Henfield Lacemakers was formed over 30 years ago, in 1984, it was the eagerness of a little girl called Kim, living in Henfield, that prompted the start of the group.
She wanted to learn how to make lace, in an attempt to teach her daughter, her mother Thelma Richards-Carpenter, had to teach herself at the same time! needing to know more, she and her daughter went along to Sussex Lacemakers who meet in Lancing.
There they met a lacemaker from Henfield, Jacquie Tinch and the three of them started meeting up in Henfield.
Gradually the small group expanded and in January 1986 Jacquie Tinch started to tutor classes in the Garden Room at Potwell in Cagefoot Lane. Several years later, she moved to Lincolnshire and the class reverted to a social gathering.
In April 2006 a Committee was formed to put Henfield Lacemakers on a firm footing and bring the group into the 21st Century.
With invaluable help and support from the Henfield Hub, this has been achieved.
Meetings are now held on the 1st and 3rd Tuesday each month from 2 - 4pm at the Gladys Bevan Hall in Upper Beeding.
The group currently has 12 members, but it is growing.
The good news is that there is now enough expertise within the Group to introduce anyone to lacemaking. If you are interested in having a go at lacemaking, are already a lacemaker or quite simply, would just like to see what lacemaking is all about, do get in touch with Jane Martin on 01273 493924.
Lacemaking is a fascinating craft, with so many different types of lace to learn, not only the traditional which originated in various Counties in our Country i.e. Devon (Honiton), Buckinghamshire and Bedfordshire but Continental laces and (very much 21st Century) Contemporary and three
Lacemakers are pushing out the boundaries all the time now, making it an exciting time.
Bobbin Lace is made using a special domed or flat pillow made of straw or, more commonly now, polystyrene. A pattern is made on strong card and is attached to the pillow which guides the lacemaker as the lace is made. Sharp pins are inserted into the card as the work progresses and the thread is worked around these pins.

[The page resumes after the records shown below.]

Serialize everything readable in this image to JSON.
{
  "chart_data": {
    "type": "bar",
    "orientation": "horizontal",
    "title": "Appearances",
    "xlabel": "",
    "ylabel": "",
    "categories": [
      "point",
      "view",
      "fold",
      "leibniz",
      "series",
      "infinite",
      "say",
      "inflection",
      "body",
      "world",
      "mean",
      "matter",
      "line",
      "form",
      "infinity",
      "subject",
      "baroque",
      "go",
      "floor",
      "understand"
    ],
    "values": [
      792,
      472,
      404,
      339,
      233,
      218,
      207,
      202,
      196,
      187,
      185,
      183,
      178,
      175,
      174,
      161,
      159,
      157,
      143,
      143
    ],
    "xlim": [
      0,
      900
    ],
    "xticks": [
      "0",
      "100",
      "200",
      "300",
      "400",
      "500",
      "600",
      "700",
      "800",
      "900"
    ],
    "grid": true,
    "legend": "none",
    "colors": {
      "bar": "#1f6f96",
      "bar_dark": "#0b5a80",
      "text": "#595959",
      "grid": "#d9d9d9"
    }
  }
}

The threads are wound onto specially turned wood or bone bobbins which have a ring of beads (called spangles) at the bottom. Although highly decorative, the bobbins have a serious job to do, they tension the thread as work progresses and the spangles prevent the bobbins from rolling around.
The thread used can be cotton, linen or silk. Traditionally lace was made in white, ecru or black but now coloured thread has found its way into lacemaking to great effect.
At first glance, lacemaking looks difficult and complicated but it comprises only two stitches. When mastered, the possibilities are endless.
Lace is universal, many countries in the world have their own specific style of lace.
Recently, Henfield Lacemakers organised their very first workshop to learn the techniques of Idrija Lace, the lace of Slovenia.
Lace is a never ending journey and an incredibly fascinating journey too!
Two major fund-raising events have been undertaken by the Group, for the Marie Curie Nurses and for HART.
Henfield Lacemakers is also the founder group of the Martlets Lacemakers in Horsham which draws in lacemakers from an even wider area.
It will be celebrating its 28th year in November. Lacemakers everywhere are passionate about keeping the ancient craft of lacemaking alive and Henfield Lacemakers are no different!